2. De rechtbank heeft in de aangevallen uitspraak het beroep van appellant ongegrond verklaard.
3.1.
Het Uwv heeft erkend dat er voor de afwijkingen van appellant aan de rechterhand in medische zin geen behandelmogelijkheden meer zijn, maar heeft gesteld dat de verzekeringsarts bezwaar en beroep van mening is dat een psychologische behandeling niet alleen kan leiden tot een betere psychische gesteldheid, maar ook tot een betere fysieke gesteldheid waardoor verbetering van de belastbaarheid van appellant kan optreden.

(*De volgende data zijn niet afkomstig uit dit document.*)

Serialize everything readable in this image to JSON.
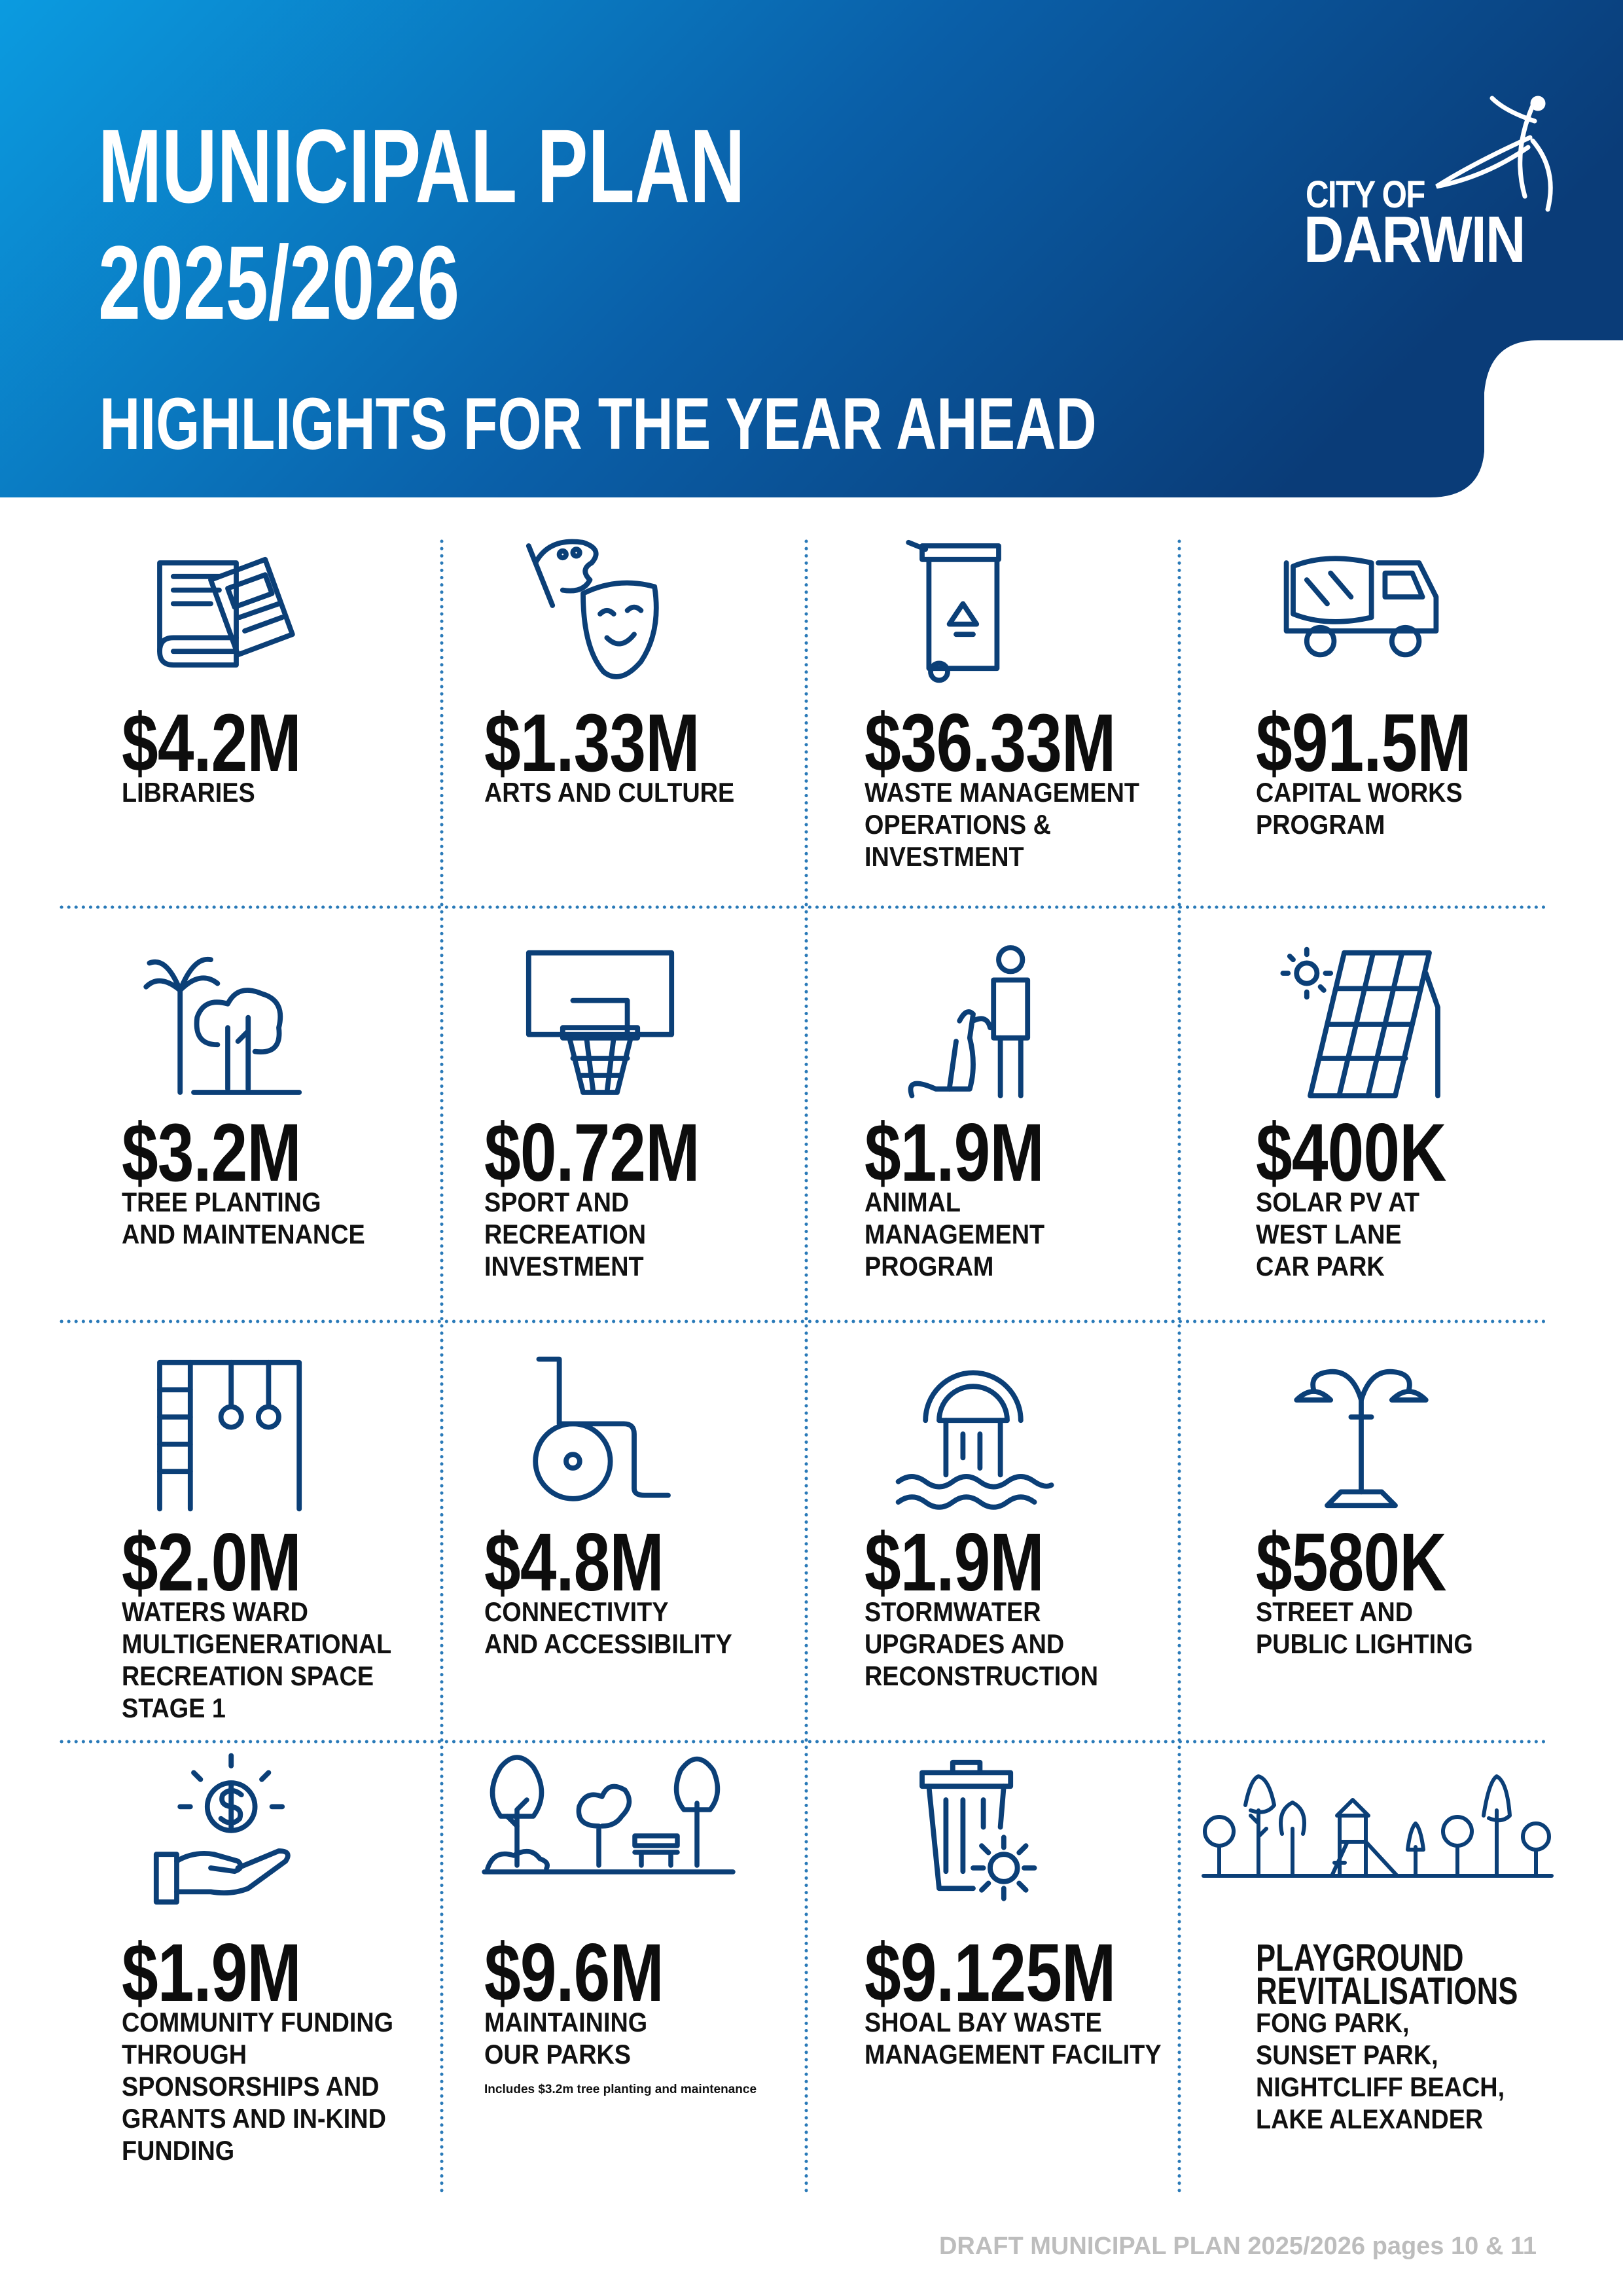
{
  "header": {
    "title_lines": [
      "MUNICIPAL PLAN",
      "2025/2026"
    ],
    "subtitle": "HIGHLIGHTS FOR THE YEAR AHEAD",
    "logo": [
      "CITY OF",
      "DARWIN"
    ]
  },
  "items": [
    {
      "amount": "$4.2M",
      "label": [
        "LIBRARIES"
      ]
    },
    {
      "amount": "$1.33M",
      "label": [
        "ARTS AND CULTURE"
      ]
    },
    {
      "amount": "$36.33M",
      "label": [
        "WASTE MANAGEMENT",
        "OPERATIONS &",
        "INVESTMENT"
      ]
    },
    {
      "amount": "$91.5M",
      "label": [
        "CAPITAL WORKS",
        "PROGRAM"
      ]
    },
    {
      "amount": "$3.2M",
      "label": [
        "TREE PLANTING",
        "AND MAINTENANCE"
      ]
    },
    {
      "amount": "$0.72M",
      "label": [
        "SPORT AND",
        "RECREATION",
        "INVESTMENT"
      ]
    },
    {
      "amount": "$1.9M",
      "label": [
        "ANIMAL",
        "MANAGEMENT",
        "PROGRAM"
      ]
    },
    {
      "amount": "$400K",
      "label": [
        "SOLAR PV AT",
        "WEST LANE",
        "CAR PARK"
      ]
    },
    {
      "amount": "$2.0M",
      "label": [
        "WATERS WARD",
        "MULTIGENERATIONAL",
        "RECREATION SPACE",
        "STAGE 1"
      ]
    },
    {
      "amount": "$4.8M",
      "label": [
        "CONNECTIVITY",
        "AND ACCESSIBILITY"
      ]
    },
    {
      "amount": "$1.9M",
      "label": [
        "STORMWATER",
        "UPGRADES AND",
        "RECONSTRUCTION"
      ]
    },
    {
      "amount": "$580K",
      "label": [
        "STREET AND",
        "PUBLIC LIGHTING"
      ]
    },
    {
      "amount": "$1.9M",
      "label": [
        "COMMUNITY FUNDING",
        "THROUGH",
        "SPONSORSHIPS AND",
        "GRANTS AND IN-KIND",
        "FUNDING"
      ]
    },
    {
      "amount": "$9.6M",
      "label": [
        "MAINTAINING",
        "OUR PARKS"
      ],
      "note": "Includes $3.2m tree planting and maintenance"
    },
    {
      "amount": "$9.125M",
      "label": [
        "SHOAL BAY WASTE",
        "MANAGEMENT FACILITY"
      ]
    },
    {
      "heading": [
        "PLAYGROUND",
        "REVITALISATIONS"
      ],
      "label": [
        "FONG PARK,",
        "SUNSET PARK,",
        "NIGHTCLIFF BEACH,",
        "LAKE ALEXANDER"
      ]
    }
  ],
  "footer": "DRAFT MUNICIPAL PLAN 2025/2026 pages 10 & 11"
}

Volgens vaste rechtspraak (zie bijvoorbeeld de uitspraak van de Raad van 4 februari 2009, ECLI:NL:CRVB:2009:BH1896) dient bij een beoordeling als hier aan de orde in eerste instantie een inschatting van de mogelijkheden van appellant te worden gemaakt over het eerste jaar na de datum van herbeoordeling, dus het jaar na 27 mei 2015. Daaraan heeft het Uwv niet voldaan. Het Uwv heeft op geen enkele wijze de inschatting aannemelijk en concreet gemaakt dat de arbeidsmogelijkheden van appellant met behandeling reeds in het eerste jaar na herbeoordeling zouden toenemen. De arbeidsdeskundige heeft in zijn rapport van 2 juni 2015 te kennen gegeven dat appellant nog steeds niet geschikt is voor de maatgevende arbeid, zoals eerder verwoord is in het arbeidskundige rapport van
14 maart 2011. De functies uit de voorselectie van het CBBS waren volgens de arbeidsdeskundige alle te belastend. Overschrijdingen van de belastbaarheid hadden, zo blijkt uit het rapport, met name te maken met hoge mate van hand- en vingerbelasting, de opleidingseis en het hoog repetitief karakter van het werk. Er is daarom geen theoretische verdiencapaciteit aanwezig. De conclusie van de arbeidsdeskundige dat de combinatie van deze aspecten maakt dat geen theoretische functies geselecteerd kunnen worden is sinds de WIA-beoordeling per 8 december 2010 onveranderd gebleven. De enkele verwijzing naar de door de verzekeringsarts bezwaar en beroep te verwachten verbetering van de belastbaarheid op persoonlijk en sociaal vlak zonder ondersteunende medische stukken en zonder enige concretisering over de verbetering van de fysieke belastbaarheid kan niet als een voldoende motivering gelden.
3.2.
Zoals door het Uwv ter zitting is bevestigd, betekent het voorgaande dat het bestreden besluit een deugdelijke motivering ontbeert, zodat dit besluit, onder gegrondverklaring van het beroep daartegen, moet worden vernietigd wegens strijd met artikel 7:12, eerste lid, van de Algemene wet bestuursrecht (Awb). Eveneens is ter zitting door het Uwv bevestigd dat in redelijkheid niet te verwachten is dat het Uwv er alsnog in zal slagen om de weigering appellant een IVA-uitkering toe te kennen van een draagkrachtige motivering te voorzien. Daarin wordt aanleiding gezien om met toepassing van artikel 8:72, derde lid, van de Awb zelf in de zaak te voorzien door het besluit van 3 juni 2015 te herroepen, te bepalen dat appellant met ingang van 27 mei 2015 recht heeft op een IVA-uitkering en dat deze uitspraak in de plaats treedt van het bestreden besluit.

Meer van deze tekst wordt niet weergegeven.